Pittsburgh, Pa., Aug 14, 2018 / 14:12 pm
Following the Aug. 14 release of a Pennsylvania grand jury report on sexual abuse allegations in six Catholic dioceses, the dioceses of Allentown, Erie, Greensburg, Harrisburg, Pittsburgh, and Scranton released separate statements acknowledging failures to protect children, and pledging to make amends.
Bishop Ronald W. Gainer of Harrisburg said in a statement that he was “saddened” by the report, “for once again we read that innocent children were the victims of horrific acts committed against them.”
Gainer also apologized again to the survivors of child sex abuse and to the public, both for past abuses and for the Church officials who allowed the abuse to occur.

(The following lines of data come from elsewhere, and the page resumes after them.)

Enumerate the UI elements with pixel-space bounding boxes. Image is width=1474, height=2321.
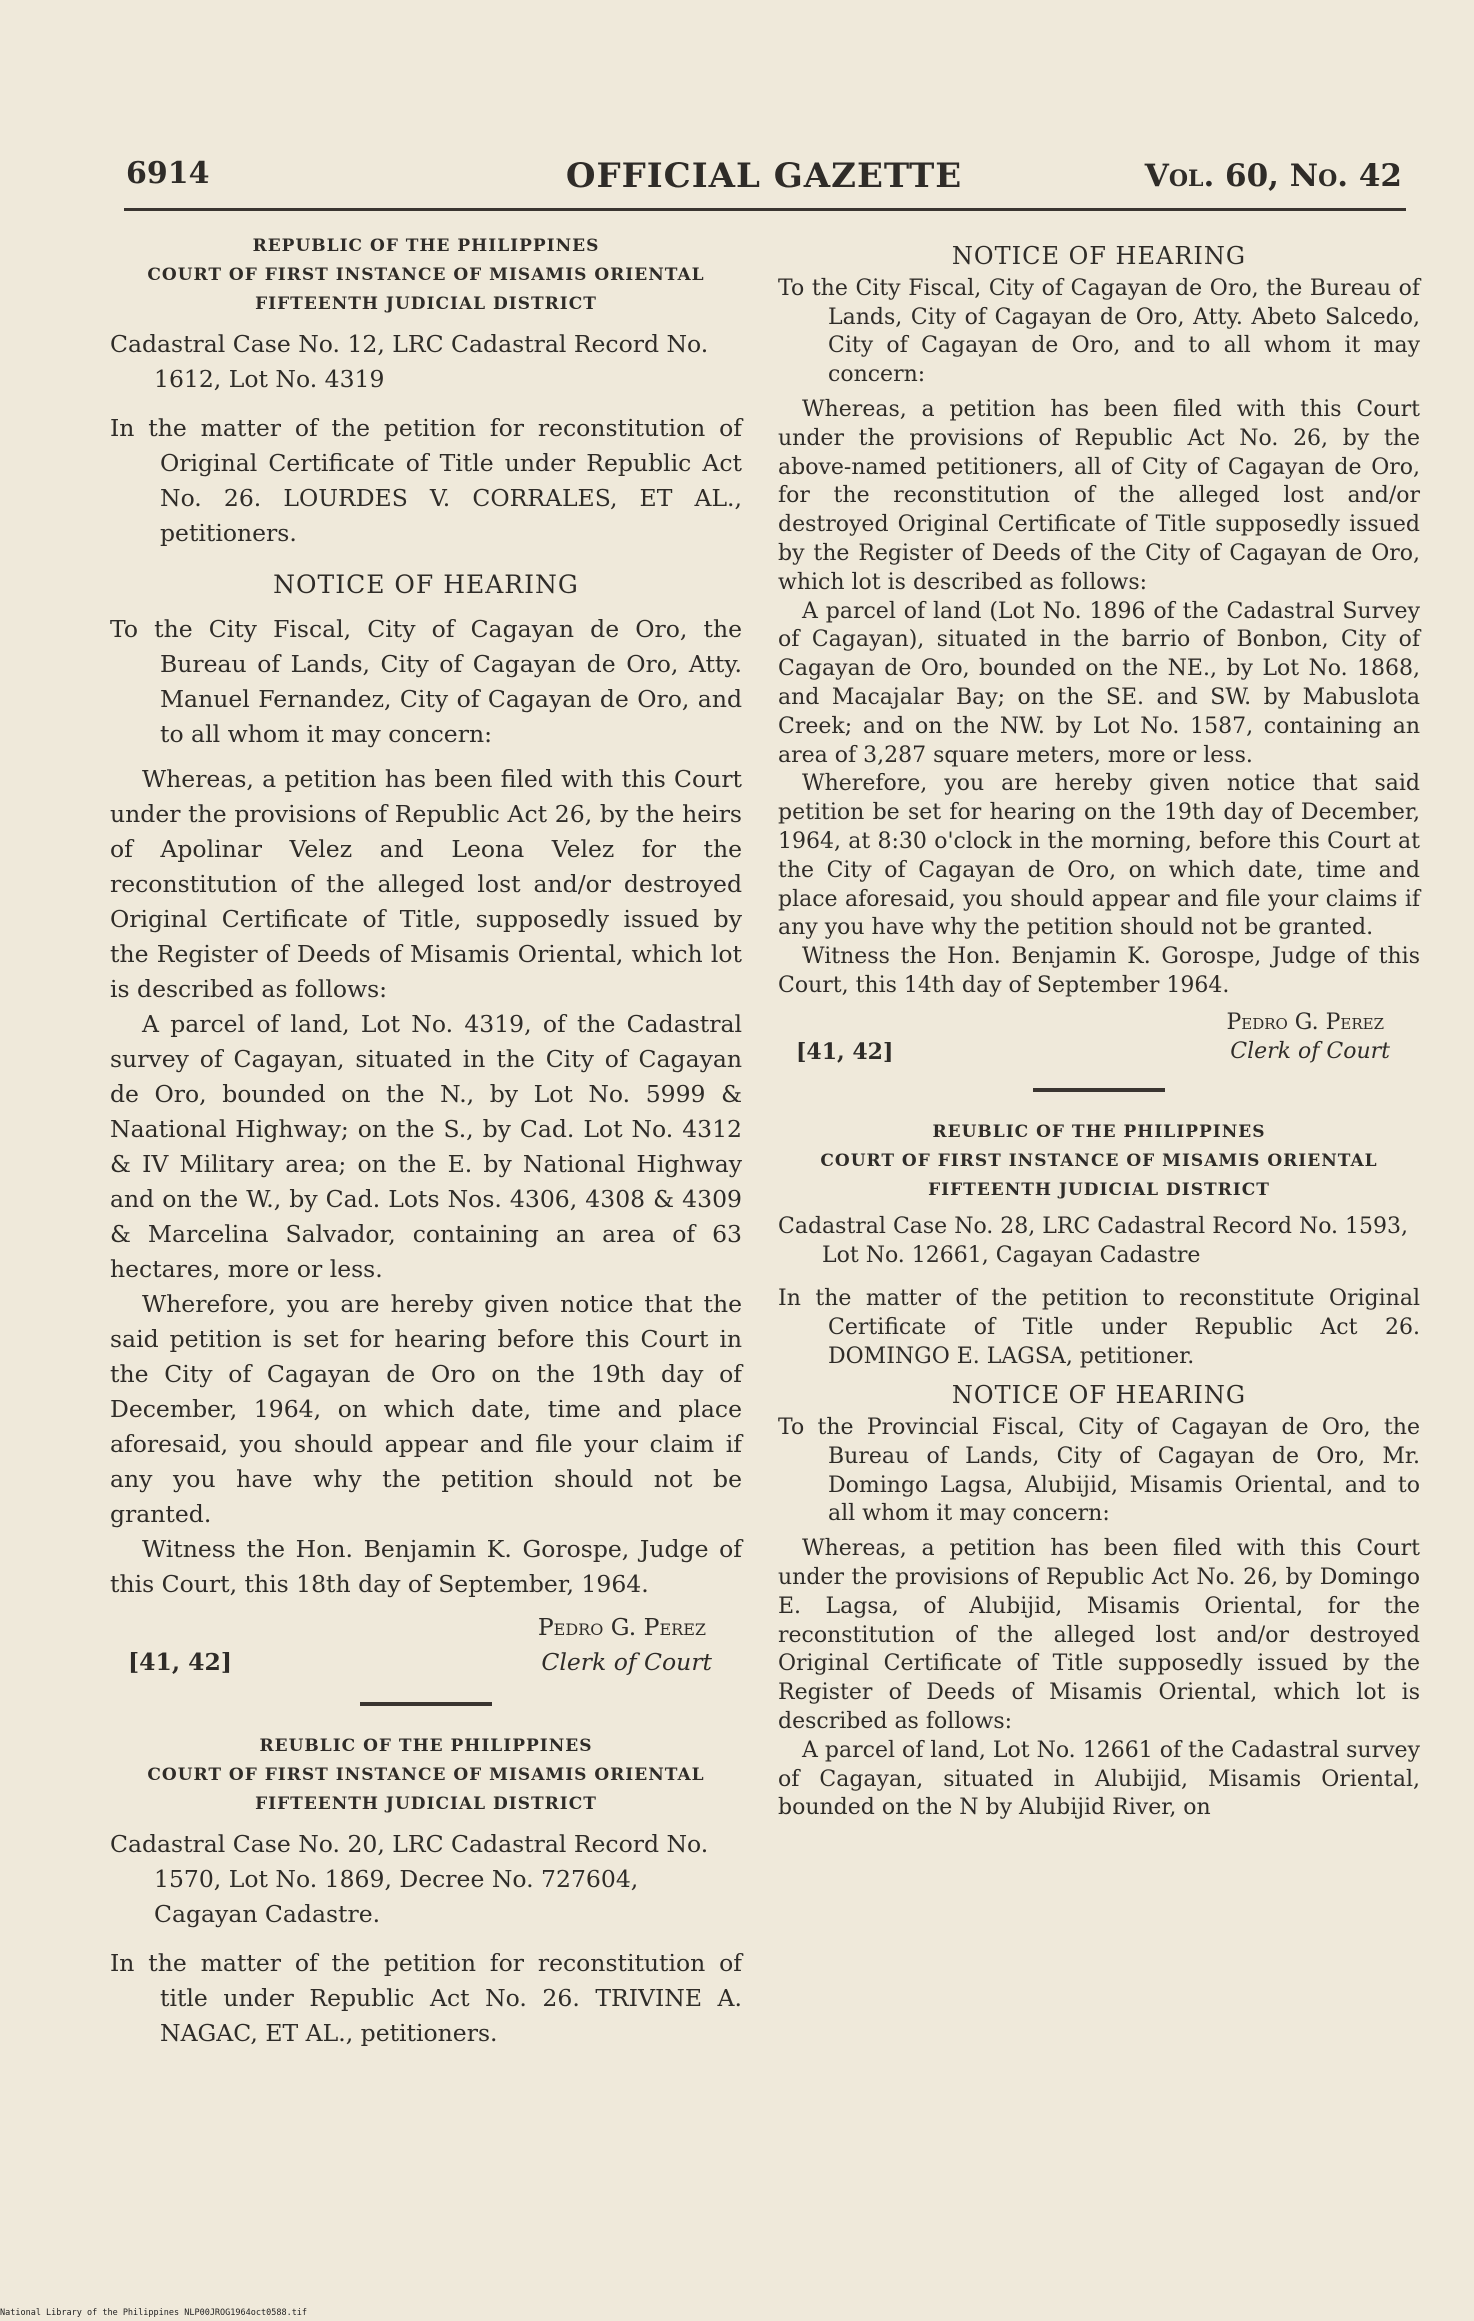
court-heading-line: REUBLIC OF THE PHILIPPINES xyxy=(932,1122,1266,1143)
court-heading-line: FIFTEENTH JUDICIAL DISTRICT xyxy=(928,1180,1270,1201)
signature-row xyxy=(778,1038,1420,1067)
volume-number: Vol. 60, No. 42 xyxy=(1144,158,1402,194)
body-paragraph: Whereas, a petition has been filed with this Court under the provisions of Republic Act No. 26, by the above-named petitioners, all of City of Cagayan de Oro, for the reconstitution of the alleged lost and/or destroyed Original Certificate of Title supposedly issued by the Register of Deeds of the City of Cagayan de Oro, which lot is described as follows: xyxy=(778,396,1420,595)
body-paragraph: Wherefore, you are hereby given notice that the said petition is set for hearing before this Court in the City of Cagayan de Oro on the 19th day of December, 1964, on which date, time and place aforesaid, you should appear and file your claim if any you have why the petition should not be granted. xyxy=(110,1290,742,1528)
matter-caption: In the matter of the petition to reconstitute Original Certificate of Title under Republic Act 26. DOMINGO E. LAGSA, petitioner. xyxy=(778,1285,1420,1369)
body-paragraph: A parcel of land, Lot No. 4319, of the Cadastral survey of Cagayan, situated in the City of Cagayan de Oro, bounded on the N., by Lot No. 5999 & Naational Highway; on the S., by Cad. Lot No. 4312 & IV Military area; on the E. by National Highway and on the W., by Cad. Lots Nos. 4306, 4308 & 4309 & Marcelina Salvador, containing an area of 63 hectares, more or less. xyxy=(110,1010,742,1283)
body-paragraph: Witness the Hon. Benjamin K. Gorospe, Judge of this Court, this 18th day of September, 1964. xyxy=(110,1535,742,1598)
left-column xyxy=(110,232,742,2051)
section-divider xyxy=(1033,1088,1165,1092)
scan-footer: National Library of the Philippines NLP00JROG1964oct0588.tif xyxy=(0,2308,308,2318)
section-divider xyxy=(360,1702,492,1706)
issue-reference: [41, 42] xyxy=(128,1648,233,1676)
addressee: To the City Fiscal, City of Cagayan de Oro, the Bureau of Lands, City of Cagayan de Oro, Atty. Manuel Fernandez, City of Cagayan de Oro, and to all whom it may concern: xyxy=(110,615,742,748)
notice-lot-12661 xyxy=(778,1118,1420,1823)
issue-reference: [41, 42] xyxy=(796,1038,894,1065)
body-paragraph: A parcel of land, Lot No. 12661 of the Cadastral survey of Cagayan, situated in Alubijid, Misamis Oriental, bounded on the N by Alubijid River, on xyxy=(778,1737,1420,1821)
body-paragraph: Witness the Hon. Benjamin K. Gorospe, Judge of this Court, this 14th day of September 1964. xyxy=(778,944,1420,998)
right-column xyxy=(778,232,1420,1823)
court-heading-line: REUBLIC OF THE PHILIPPINES xyxy=(259,1736,593,1756)
case-caption: Cadastral Case No. 20, LRC Cadastral Record No. 1570, Lot No. 1869, Decree No. 727604, Cagayan Cadastre. xyxy=(110,1830,709,1928)
notice-title: NOTICE OF HEARING xyxy=(273,570,579,599)
case-caption: Cadastral Case No. 12, LRC Cadastral Record No. 1612, Lot No. 4319 xyxy=(110,330,709,393)
notice-lot-1869 xyxy=(110,1732,742,2051)
addressee: To the Provincial Fiscal, City of Cagayan de Oro, the Bureau of Lands, City of Cagayan de Oro, Mr. Domingo Lagsa, Alubijid, Misamis Oriental, and to all whom it may concern: xyxy=(778,1415,1420,1527)
court-heading-line: COURT OF FIRST INSTANCE OF MISAMIS ORIENTAL xyxy=(147,265,705,285)
notice-title: NOTICE OF HEARING xyxy=(951,242,1247,270)
matter-caption: In the matter of the petition for reconstitution of Original Certificate of Title under Republic Act No. 26. LOURDES V. CORRALES, ET AL., petitioners. xyxy=(110,414,742,547)
signatory-name: Pedro G. Perez xyxy=(537,1613,706,1641)
body-paragraph: Wherefore, you are hereby given notice that said petition be set for hearing on the 19th day of December, 1964, at 8:30 o'clock in the morning, before this Court at the City of Cagayan de Oro, on which date, time and place aforesaid, you should appear and file your claims if any you have why the petition should not be granted. xyxy=(778,771,1420,941)
body-paragraph: Whereas, a petition has been filed with this Court under the provisions of Republic Act No. 26, by Domingo E. Lagsa, of Alubijid, Misamis Oriental, for the reconstitution of the alleged lost and/or destroyed Original Certificate of Title supposedly issued by the Register of Deeds of Misamis Oriental, which lot is described as follows: xyxy=(778,1536,1420,1735)
page-number: 6914 xyxy=(126,156,210,191)
court-heading-line: COURT OF FIRST INSTANCE OF MISAMIS ORIENTAL xyxy=(147,1765,705,1785)
court-heading-line: REPUBLIC OF THE PHILIPPINES xyxy=(252,236,600,256)
court-heading-line: FIFTEENTH JUDICIAL DISTRICT xyxy=(255,1794,597,1814)
running-header xyxy=(120,150,1408,210)
matter-caption: In the matter of the petition for reconstitution of title under Republic Act No. 26. TRIVINE A. NAGAC, ET AL., petitioners. xyxy=(110,1949,742,2047)
signature-row xyxy=(110,1645,742,1680)
header-rule xyxy=(124,208,1406,211)
court-heading-line: COURT OF FIRST INSTANCE OF MISAMIS ORIENTAL xyxy=(820,1151,1378,1172)
notice-title: NOTICE OF HEARING xyxy=(951,1381,1247,1410)
body-paragraph: A parcel of land (Lot No. 1896 of the Cadastral Survey of Cagayan), situated in the barrio of Bonbon, City of Cagayan de Oro, bounded on the NE., by Lot No. 1868, and Macajalar Bay; on the SE. and SW. by Mabuslota Creek; and on the NW. by Lot No. 1587, containing an area of 3,287 square meters, more or less. xyxy=(778,598,1420,768)
body-paragraph: Whereas, a petition has been filed with this Court under the provisions of Republic Act 26, by the heirs of Apolinar Velez and Leona Velez for the reconstitution of the alleged lost and/or destroyed Original Certificate of Title, supposedly issued by the Register of Deeds of Misamis Oriental, which lot is described as follows: xyxy=(110,765,742,1003)
court-heading-line: FIFTEENTH JUDICIAL DISTRICT xyxy=(255,294,597,314)
publication-title: OFFICIAL GAZETTE xyxy=(565,156,963,196)
case-caption: Cadastral Case No. 28, LRC Cadastral Record No. 1593, Lot No. 12661, Cagayan Cadastre xyxy=(778,1214,1409,1269)
signatory-title: Clerk of Court xyxy=(541,1648,712,1676)
signatory-name: Pedro G. Perez xyxy=(1226,1009,1384,1035)
signatory-title: Clerk of Court xyxy=(1230,1038,1390,1064)
notice-lot-4319 xyxy=(110,232,742,1680)
addressee: To the City Fiscal, City of Cagayan de Oro, the Bureau of Lands, City of Cagayan de Oro, Atty. Abeto Salcedo, City of Cagayan de Oro, and to all whom it may concern: xyxy=(778,275,1420,388)
notice-lot-1869-continued xyxy=(778,242,1420,1066)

Harrisburg’s bishop also sought to reassure the faithful that policies had changed to ensure a safer environment, and that “there is nothing we take more seriously than the protection of those who walk through our doors. [...] The safety and well-being of our children is too important not to take immediate and definitive action.”
Bishop Joseph Bambera of Scranton released a seven-minute video in response to the grand jury report’s findings.

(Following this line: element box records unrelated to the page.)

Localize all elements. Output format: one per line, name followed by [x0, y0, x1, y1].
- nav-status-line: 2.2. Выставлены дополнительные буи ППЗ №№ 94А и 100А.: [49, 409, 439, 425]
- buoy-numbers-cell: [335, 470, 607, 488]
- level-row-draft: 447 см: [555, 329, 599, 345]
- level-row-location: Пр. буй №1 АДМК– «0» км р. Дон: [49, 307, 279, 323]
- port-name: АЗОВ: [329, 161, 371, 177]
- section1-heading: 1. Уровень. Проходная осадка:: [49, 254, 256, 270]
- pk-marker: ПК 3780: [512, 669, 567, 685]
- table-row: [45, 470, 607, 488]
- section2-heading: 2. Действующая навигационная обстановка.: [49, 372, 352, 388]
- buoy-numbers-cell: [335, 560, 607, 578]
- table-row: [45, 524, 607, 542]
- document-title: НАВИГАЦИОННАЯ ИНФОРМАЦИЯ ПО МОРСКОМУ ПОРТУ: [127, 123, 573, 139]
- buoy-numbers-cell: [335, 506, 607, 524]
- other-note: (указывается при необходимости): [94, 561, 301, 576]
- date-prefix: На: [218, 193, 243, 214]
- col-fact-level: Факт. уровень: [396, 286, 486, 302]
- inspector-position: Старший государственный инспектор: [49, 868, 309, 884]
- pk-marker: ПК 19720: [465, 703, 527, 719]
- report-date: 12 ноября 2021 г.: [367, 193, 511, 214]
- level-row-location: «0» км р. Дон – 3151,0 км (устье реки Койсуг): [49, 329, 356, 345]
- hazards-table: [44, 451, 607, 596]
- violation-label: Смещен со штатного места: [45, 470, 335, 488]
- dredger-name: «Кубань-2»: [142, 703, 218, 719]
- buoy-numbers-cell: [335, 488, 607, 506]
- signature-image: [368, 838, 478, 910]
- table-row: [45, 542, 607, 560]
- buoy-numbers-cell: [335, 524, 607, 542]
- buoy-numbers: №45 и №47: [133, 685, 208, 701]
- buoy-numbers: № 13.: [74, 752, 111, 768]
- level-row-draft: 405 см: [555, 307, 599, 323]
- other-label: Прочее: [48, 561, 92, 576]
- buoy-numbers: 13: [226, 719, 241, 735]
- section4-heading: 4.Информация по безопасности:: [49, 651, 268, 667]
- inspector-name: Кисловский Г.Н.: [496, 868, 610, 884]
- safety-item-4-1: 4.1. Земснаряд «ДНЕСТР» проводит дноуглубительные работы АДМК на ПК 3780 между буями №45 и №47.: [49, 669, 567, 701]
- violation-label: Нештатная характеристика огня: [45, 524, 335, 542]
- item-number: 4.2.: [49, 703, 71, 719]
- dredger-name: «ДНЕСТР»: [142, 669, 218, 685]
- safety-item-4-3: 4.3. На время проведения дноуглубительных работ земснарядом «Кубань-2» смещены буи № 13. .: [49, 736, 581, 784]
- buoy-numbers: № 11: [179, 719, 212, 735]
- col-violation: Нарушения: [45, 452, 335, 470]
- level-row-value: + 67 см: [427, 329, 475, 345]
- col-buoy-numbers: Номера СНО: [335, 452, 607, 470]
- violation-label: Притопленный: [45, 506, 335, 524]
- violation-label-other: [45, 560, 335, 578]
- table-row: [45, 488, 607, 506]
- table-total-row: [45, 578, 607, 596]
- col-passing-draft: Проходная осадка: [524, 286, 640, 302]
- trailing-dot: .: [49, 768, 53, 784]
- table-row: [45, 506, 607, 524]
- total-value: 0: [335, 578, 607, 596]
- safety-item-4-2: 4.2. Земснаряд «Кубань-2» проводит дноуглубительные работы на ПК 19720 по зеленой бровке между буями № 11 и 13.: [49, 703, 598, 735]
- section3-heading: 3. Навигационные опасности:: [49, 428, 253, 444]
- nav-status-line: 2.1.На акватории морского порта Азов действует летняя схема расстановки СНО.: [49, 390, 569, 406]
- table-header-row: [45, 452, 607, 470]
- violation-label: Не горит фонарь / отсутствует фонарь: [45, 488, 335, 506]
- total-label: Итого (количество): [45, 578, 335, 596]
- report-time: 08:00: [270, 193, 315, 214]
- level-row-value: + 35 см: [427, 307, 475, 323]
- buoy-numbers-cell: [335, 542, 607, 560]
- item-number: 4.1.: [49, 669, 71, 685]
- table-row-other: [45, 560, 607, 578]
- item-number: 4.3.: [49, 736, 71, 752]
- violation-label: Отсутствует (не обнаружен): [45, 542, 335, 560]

“While this is an uncomfortable and unsettling topic, we must speak openly and frankly about it,” said Bambera.
“I offer my deepest apologies for such behavior and for the consequences of this tragic reality in our Church.”

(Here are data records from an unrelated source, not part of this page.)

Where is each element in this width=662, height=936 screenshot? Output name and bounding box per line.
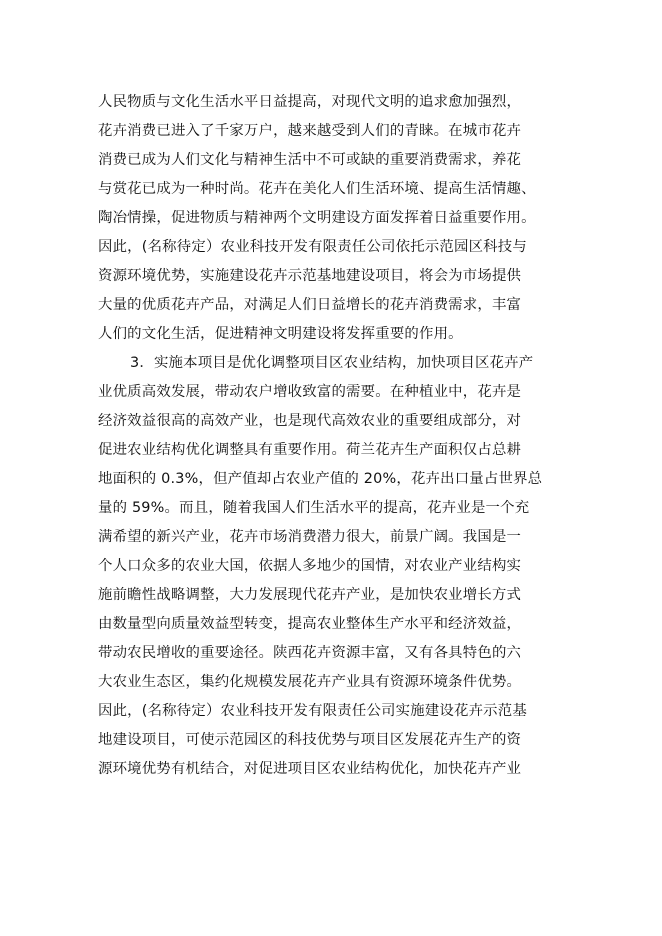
text-line: 满希望的新兴产业，花卉市场消费潜力很大，前景广阔。我国是一 — [98, 529, 522, 545]
text-line: 陶冶情操，促进物质与精神两个文明建设方面发挥着日益重要作用。 — [98, 210, 536, 226]
text-line: 大量的优质花卉产品，对满足人们日益增长的花卉消费需求，丰富 — [98, 297, 522, 313]
text-line: 地面积的 0.3%，但产值却占农业产值的 20%，花卉出口量占世界总 — [98, 471, 543, 487]
text-line: 因此，(名称待定）农业科技开发有限责任公司依托示范园区科技与 — [98, 239, 527, 255]
paragraph-start-line: 3．实施本项目是优化调整项目区农业结构，加快项目区花卉产 — [130, 355, 534, 371]
text-line: 地建设项目，可使示范园区的科技优势与项目区发展花卉生产的资 — [98, 732, 522, 748]
text-line: 因此，(名称待定）农业科技开发有限责任公司实施建设花卉示范基 — [98, 703, 527, 719]
text-line: 业优质高效发展，带动农户增收致富的需要。在种植业中，花卉是 — [98, 384, 522, 400]
text-line: 带动农民增收的重要途径。陕西花卉资源丰富，又有各具特色的六 — [98, 645, 522, 661]
text-line: 促进农业结构优化调整具有重要作用。荷兰花卉生产面积仅占总耕 — [98, 442, 522, 458]
text-line: 由数量型向质量效益型转变，提高农业整体生产水平和经济效益， — [98, 616, 522, 632]
text-line: 个人口众多的农业大国，依据人多地少的国情，对农业产业结构实 — [98, 558, 522, 574]
text-line: 源环境优势有机结合，对促进项目区农业结构优化，加快花卉产业 — [98, 761, 522, 777]
text-line: 人民物质与文化生活水平日益提高，对现代文明的追求愈加强烈， — [98, 94, 522, 110]
text-line: 经济效益很高的高效产业，也是现代高效农业的重要组成部分，对 — [98, 413, 522, 429]
text-line: 花卉消费已进入了千家万户，越来越受到人们的青睐。在城市花卉 — [98, 123, 522, 139]
text-line: 施前瞻性战略调整，大力发展现代花卉产业，是加快农业增长方式 — [98, 587, 522, 603]
text-line: 量的 59%。而且，随着我国人们生活水平的提高，花卉业是一个充 — [98, 500, 530, 516]
text-line: 大农业生态区，集约化规模发展花卉产业具有资源环境条件优势。 — [98, 674, 522, 690]
text-line: 与赏花已成为一种时尚。花卉在美化人们生活环境、提高生活情趣、 — [98, 181, 536, 197]
text-line: 资源环境优势，实施建设花卉示范基地建设项目，将会为市场提供 — [98, 268, 522, 284]
text-line: 消费已成为人们文化与精神生活中不可或缺的重要消费需求，养花 — [98, 152, 522, 168]
text-line: 人们的文化生活，促进精神文明建设将发挥重要的作用。 — [98, 326, 463, 342]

Bambera described the incidents in the report as a “dark chapter” in the 150-year history of the diocese.
“You have a right to be angry,” he said. “I am angry too,” noting that it was “particularly abhorrent” that abuse is alleged to have occurred in a Church environment. Bambera also outlined the steps his diocese has taken to protect children, including background checks and abuse training.
Bishop Lawrence Persico of Erie, who was the only bishop singled out for praise by the Pennsylvania attorney general, offered in a statement in an apology to the victims of abuse, saying they suffered from “unimaginably cruel behavior” for which they bore no responsibility.
Perscio praised abuse survivors for having the courage to come forward with their stories, while he also acknowledged that there are others who have not yet shared their experiences.